More Recent Developments (or Branches of the Tree)
While the core difference between Reformed and Arminian thinkers (including the Assemblies of God in the latter) has to do with soteriology, there are other points of divergence that often adhere to Reformed theology and in particular the Neo-Reformed movement. Many of these so-called “Young, Restless, and Reformed” thinkers do not tightly hold to all five aspects of TULIP, with Limited Atonement as the most commonly questioned tenet. Thus, some are identified as 4 or 3.5 point Calvinists. Others among the Neo-Reformed are more severe in their soteriology than many moderate Calvinists, again highlighting the danger of considering all those identified as Reformed as a homogenous group.
While the Reformed movements in general have been cessationist in pneumatology, rejecting present-day manifestations of the Holy Spirit, there are some in the Neo-Reformed ranks who are open to charismata or speak in tongues themselves.
A fairly consistent issue promoted by Neo-Calvinists is complementarianism, with its rejection in some cases of any ministerial role for women, and in other cases a sharply limited sphere of ministry for women. This is an issue on which the Assemblies of God disagrees, as expressed in our position paper on Women in Ministry.

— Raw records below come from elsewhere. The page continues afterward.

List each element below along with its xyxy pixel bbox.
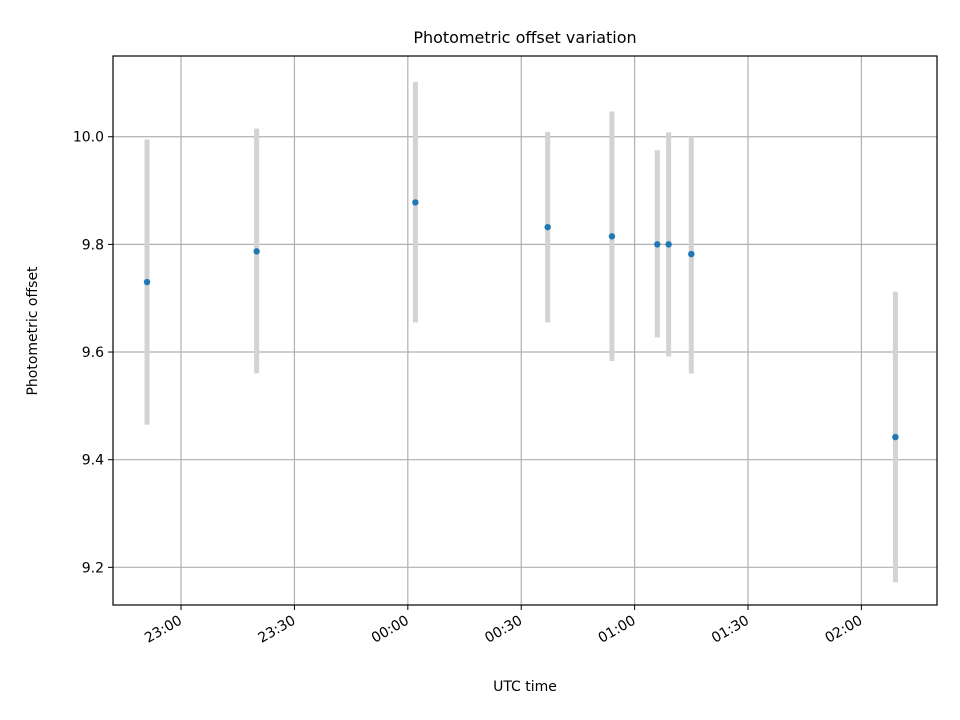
chart-title: Photometric offset variation bbox=[413, 28, 636, 47]
x-axis-label: UTC time bbox=[493, 679, 557, 695]
grid bbox=[113, 56, 937, 605]
data-point bbox=[892, 433, 899, 441]
y-tick-label: 9.6 bbox=[82, 345, 104, 361]
y-tick-label: 9.8 bbox=[82, 237, 104, 253]
axes-frame bbox=[112, 55, 938, 606]
data-point bbox=[143, 278, 151, 286]
y-axis-label: Photometric offset bbox=[25, 266, 41, 396]
data-point bbox=[654, 241, 661, 248]
data-point bbox=[608, 233, 616, 240]
y-tick-label: 9.4 bbox=[82, 453, 104, 469]
data-point bbox=[544, 223, 551, 231]
y-tick-label: 10.0 bbox=[73, 130, 104, 146]
data-points bbox=[143, 199, 899, 441]
y-tick-label: 9.2 bbox=[82, 560, 104, 576]
data-point bbox=[665, 241, 672, 248]
data-point bbox=[688, 250, 695, 258]
data-point bbox=[253, 248, 260, 255]
data-point bbox=[412, 199, 419, 206]
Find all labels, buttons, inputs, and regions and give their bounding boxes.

While there are clear distinctions between those who self-identify as Arminian and as Reformed, there is indeed more that unites than divides us in theology. The extremes of both positions are to be rejected. While individual teaching and preaching of pastors in both camps may be controversial at times, we agree on the imperative of presenting the gospel to the lost. It is when Reformed thinking is extended and taken to the extreme of removing all human response that we must reject it and remain true to the call and example of Christ and His disciples, calling all to Him and genuinely offering salvation to all.